Regarding inspecting PHIs, for me, it seems not that easy to predict if a PHI ends up with a COPY in CodeGenPrepare, as COPYs might be added when performing deSSA and removed in later passes (e.g., Register Coalescing or Machine Copy Propagation). In this cost heuristic in CGP, I believe it's not unreasonable to see a PHI as one potential COPY. In the worst case where none of PHIs results in a COPY, the empty BB which is skipped here might end up with only one branch instruction, so it will be removed in BranchFold pass.
Regarding the multiple empty block case, when there are multiple empty blocks which are used as incoming blocks in the same PHI, we may be able to merge only one of them in most case. That is because of the conflict in incoming values in the PHI if one of them is already merged. I modified the testcase to introduce two empty blocks. In the first test, f_switch(), both two empty blocks are skipped as both of them are unlikely executed. In the second test, f_switch2(), once the first empty block (sw.bb) is merged, the second block(sw.bb2) cannot be merged because of the conflict in incoming value from sw.bb which is already merged. If all the incoming values are the same from the multiple empty blocks in the same PHI, then it should be either all merged or skipped, but I doubt if we can see such case in CGP in general. Please let me know if you were mentioning different cases in your previous comment.
Thanks,
Jun
Integrated David's comments by adding support to handle multiple empty blocks sharing the same incoming value for the PHIs in the DestBB. Added f_switch3() in the testcase, which will describe the case of multiple empty blocks. Please take a look and let me know any comments.
Thanks,
Jun
Addressed comments from David Li and added fixes in test case failures in :
ragreedy-hoist-spill.ll AArch64/widen_switch.ll X86/widen_switch.ll phi-immediate-factoring.ll
Hi Manman / Wei,
This change made a change in ragreedy-hoist-spill.ll which was modified in 8dbd561a and 815b02e9. Can you please review if the change in ragreedy-hoist-spill.ll is still make sense?
Thanks,
Jun
test/CodeGen/X86/ragreedy-hoist-spill.ll | ||
---|---|---|
183 ↗ | (On Diff #77220) | The whole purpose of this testing case is to make sure that a spill is not hoisted to a hotter outer loop. As long as that is still true with your change, it is fine. |
test/CodeGen/X86/ragreedy-hoist-spill.ll | ||
---|---|---|
183 ↗ | (On Diff #77220) | Thanks Manman. |
Do you know how often BPI/BFI is actually needed? In other words, among all functions compiled, how many of them reach to the point that BFI is needed? If you have some stats that will be great. If the data shows not often -- then BPI/BFI may need to be computed in a lazy way.

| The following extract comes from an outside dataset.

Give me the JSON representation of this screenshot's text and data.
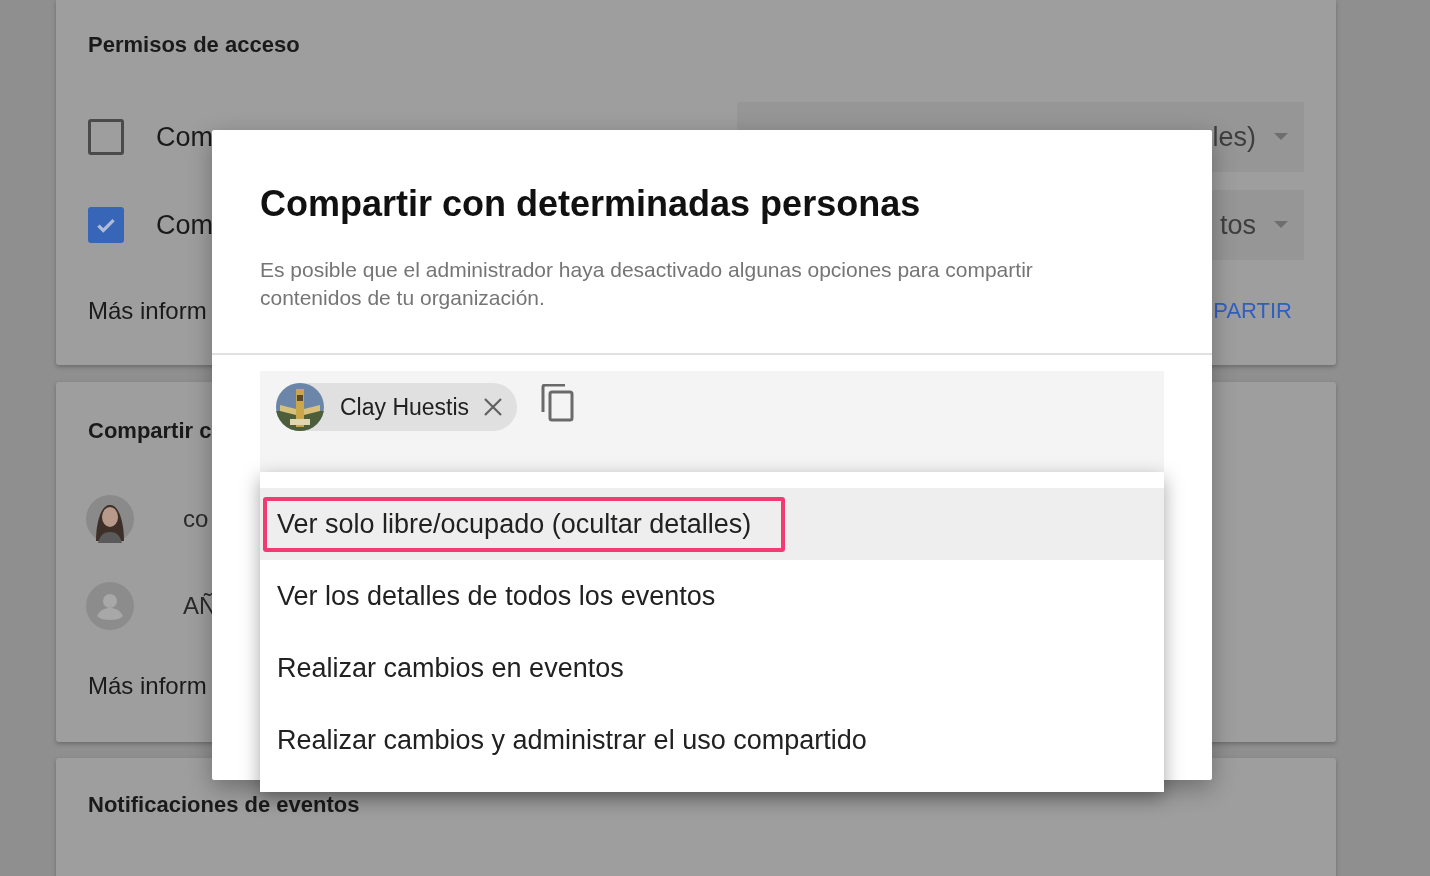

Do you know how often BPI/BFI is actually needed? In other words, among all functions compiled, how many of them reach to the point that BFI is needed? If you have some stats that will be great. If the data shows not often -- then BPI/BFI may need to be computed in a lazy way.

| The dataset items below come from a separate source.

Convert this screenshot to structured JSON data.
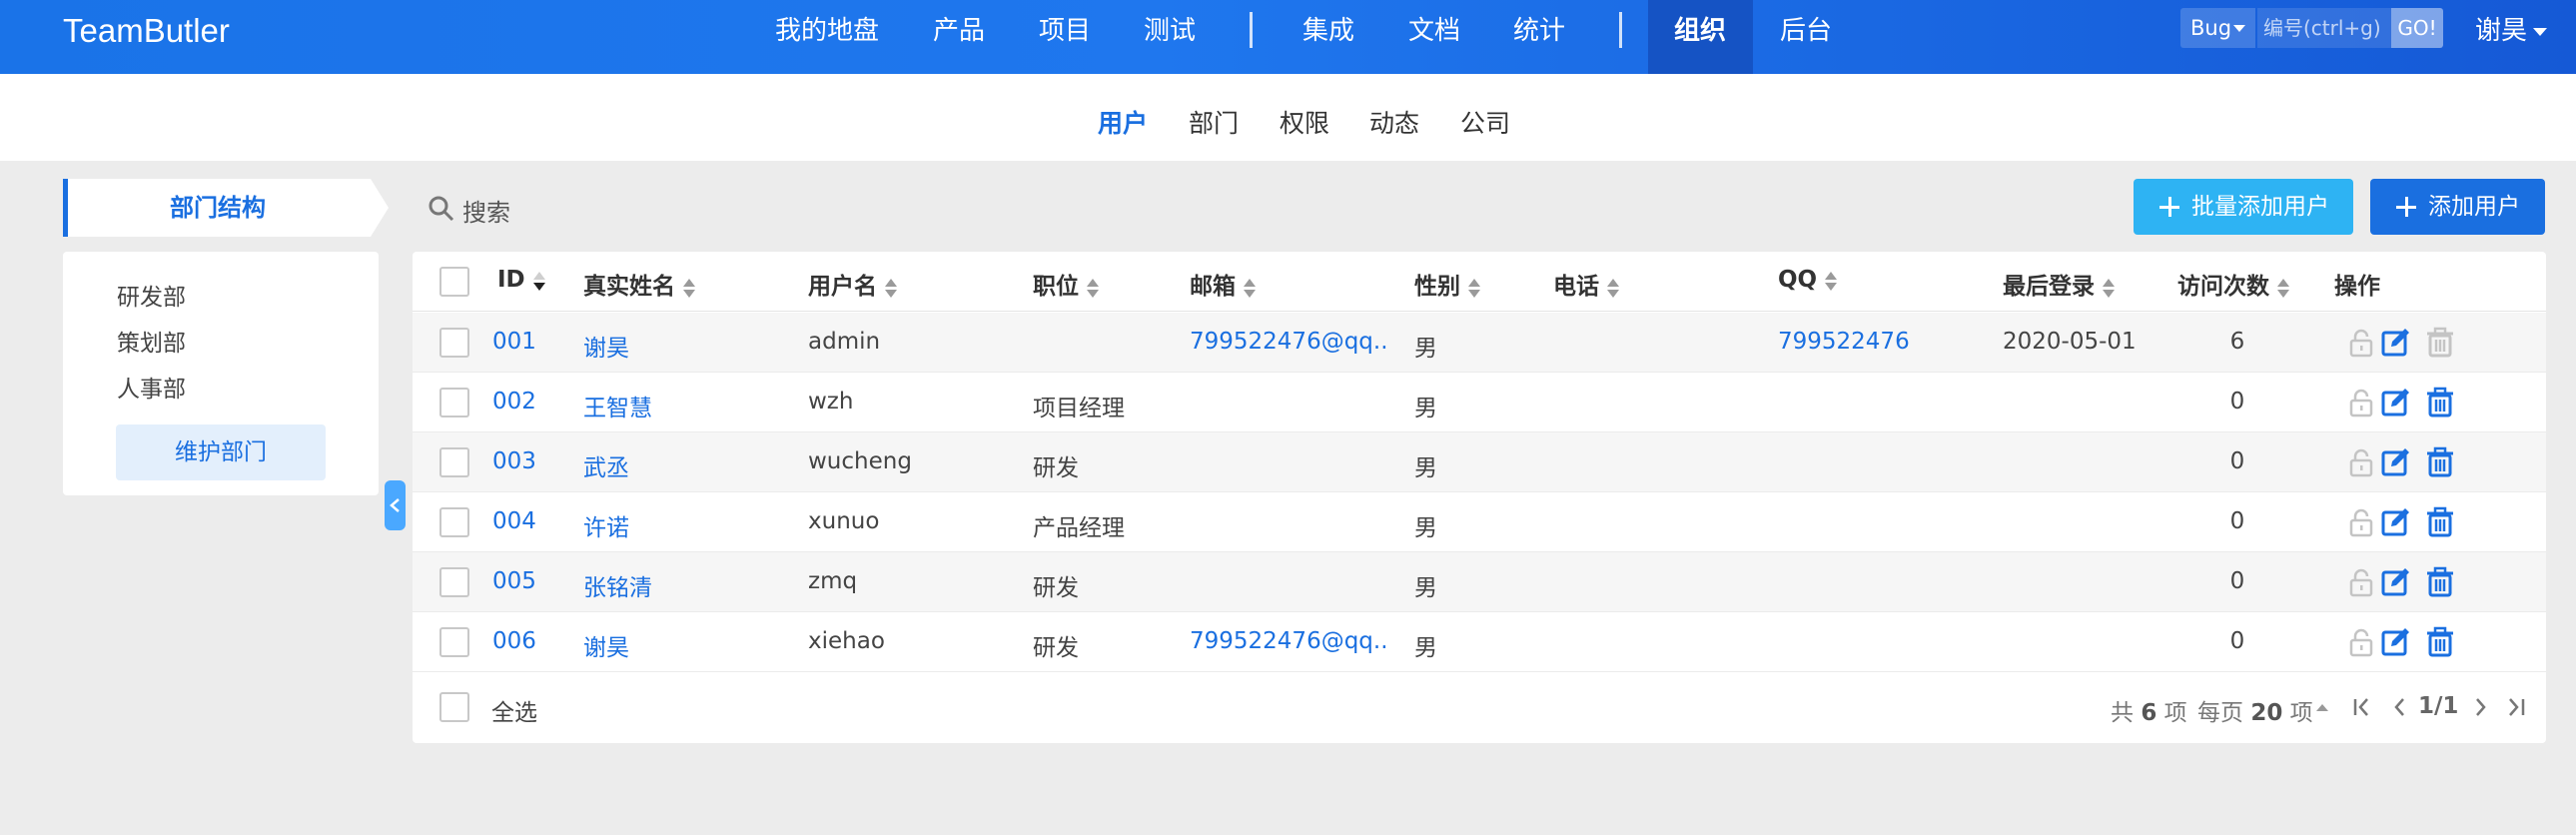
{
  "topnav": {
    "brand": "TeamButler",
    "items": [
      "我的地盘",
      "产品",
      "项目",
      "测试",
      "集成",
      "文档",
      "统计",
      "组织",
      "后台"
    ],
    "active": "组织",
    "bug_select": "Bug",
    "search_placeholder": "编号(ctrl+g)",
    "go_label": "GO!",
    "user_name": "谢昊"
  },
  "subnav": {
    "items": [
      "用户",
      "部门",
      "权限",
      "动态",
      "公司"
    ],
    "active": "用户"
  },
  "sidebar": {
    "title": "部门结构",
    "departments": [
      "研发部",
      "策划部",
      "人事部"
    ],
    "maintain_label": "维护部门"
  },
  "toolbar": {
    "search_label": "搜索",
    "batch_add_label": "批量添加用户",
    "add_label": "添加用户"
  },
  "table": {
    "columns": [
      "ID",
      "真实姓名",
      "用户名",
      "职位",
      "邮箱",
      "性别",
      "电话",
      "QQ",
      "最后登录",
      "访问次数",
      "操作"
    ],
    "rows": [
      {
        "id": "001",
        "realname": "谢昊",
        "username": "admin",
        "role": "",
        "email": "799522476@qq....",
        "gender": "男",
        "phone": "",
        "qq": "799522476",
        "last_login": "2020-05-01",
        "visits": "6",
        "deletable": false
      },
      {
        "id": "002",
        "realname": "王智慧",
        "username": "wzh",
        "role": "项目经理",
        "email": "",
        "gender": "男",
        "phone": "",
        "qq": "",
        "last_login": "",
        "visits": "0",
        "deletable": true
      },
      {
        "id": "003",
        "realname": "武丞",
        "username": "wucheng",
        "role": "研发",
        "email": "",
        "gender": "男",
        "phone": "",
        "qq": "",
        "last_login": "",
        "visits": "0",
        "deletable": true
      },
      {
        "id": "004",
        "realname": "许诺",
        "username": "xunuo",
        "role": "产品经理",
        "email": "",
        "gender": "男",
        "phone": "",
        "qq": "",
        "last_login": "",
        "visits": "0",
        "deletable": true
      },
      {
        "id": "005",
        "realname": "张铭清",
        "username": "zmq",
        "role": "研发",
        "email": "",
        "gender": "男",
        "phone": "",
        "qq": "",
        "last_login": "",
        "visits": "0",
        "deletable": true
      },
      {
        "id": "006",
        "realname": "谢昊",
        "username": "xiehao",
        "role": "研发",
        "email": "799522476@qq....",
        "gender": "男",
        "phone": "",
        "qq": "",
        "last_login": "",
        "visits": "0",
        "deletable": true
      }
    ],
    "select_all_label": "全选"
  },
  "pager": {
    "total_prefix": "共",
    "total": "6",
    "total_suffix": "项",
    "per_page_prefix": "每页",
    "per_page": "20",
    "per_page_suffix": "项",
    "page": "1/1"
  },
  "colors": {
    "brand_blue": "#1a6fe0",
    "nav_gradient_start": "#1a73e8",
    "nav_gradient_end": "#1559d6",
    "batch_button": "#2eb3f3",
    "link": "#1a6fe0"
  }
}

I'm quite sure that BPI/BFI would be rarely used as we specifically look for empty blocks which has unique predecessor terminated by SwitchInst or IndirectBrInst. We can compute BPI/BFI in isMergingEmptyBlockProfitable() and then cache it only for the current function. Please let me know if you see any down side of it?

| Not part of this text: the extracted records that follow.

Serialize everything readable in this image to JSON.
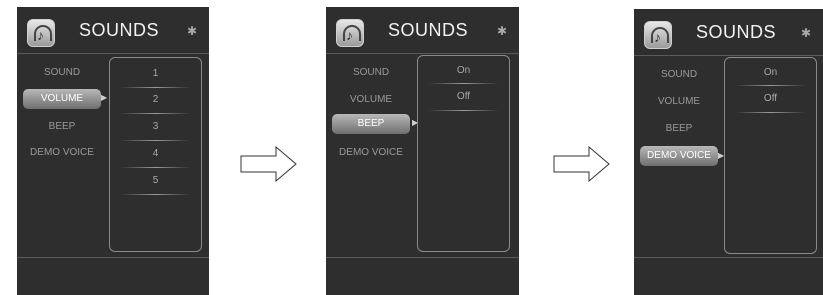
{
  "screens": [
    {
      "title": "SOUNDS",
      "bluetooth_icon": "bluetooth-icon",
      "menu": [
        "SOUND",
        "VOLUME",
        "BEEP",
        "DEMO VOICE"
      ],
      "selected": "VOLUME",
      "options": [
        "1",
        "2",
        "3",
        "4",
        "5"
      ]
    },
    {
      "title": "SOUNDS",
      "bluetooth_icon": "bluetooth-icon",
      "menu": [
        "SOUND",
        "VOLUME",
        "BEEP",
        "DEMO VOICE"
      ],
      "selected": "BEEP",
      "options": [
        "On",
        "Off"
      ]
    },
    {
      "title": "SOUNDS",
      "bluetooth_icon": "bluetooth-icon",
      "menu": [
        "SOUND",
        "VOLUME",
        "BEEP",
        "DEMO VOICE"
      ],
      "selected": "DEMO VOICE",
      "options": [
        "On",
        "Off"
      ]
    }
  ],
  "colors": {
    "screen_bg": "#2e2e2e",
    "selected_bg": "#9a9a9a",
    "text_dim": "#9a9a9a"
  }
}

This change was reverted in r288052 due to the invalid loop info after eliminating an empty block. Now, I create LoopInfo when creating BFI/BPI so that it's not impacted by previous empty block eliminated.
Can you include the failing test case just to make sure no future changes will trigger this again?
Kindly ping one more time.
This change was reverted due to the invalid loop info after eliminating an empty block. The only change I made is that I create a LoopInfo when creating BFI/BPI so that it's not impacted by previous empty block eliminated.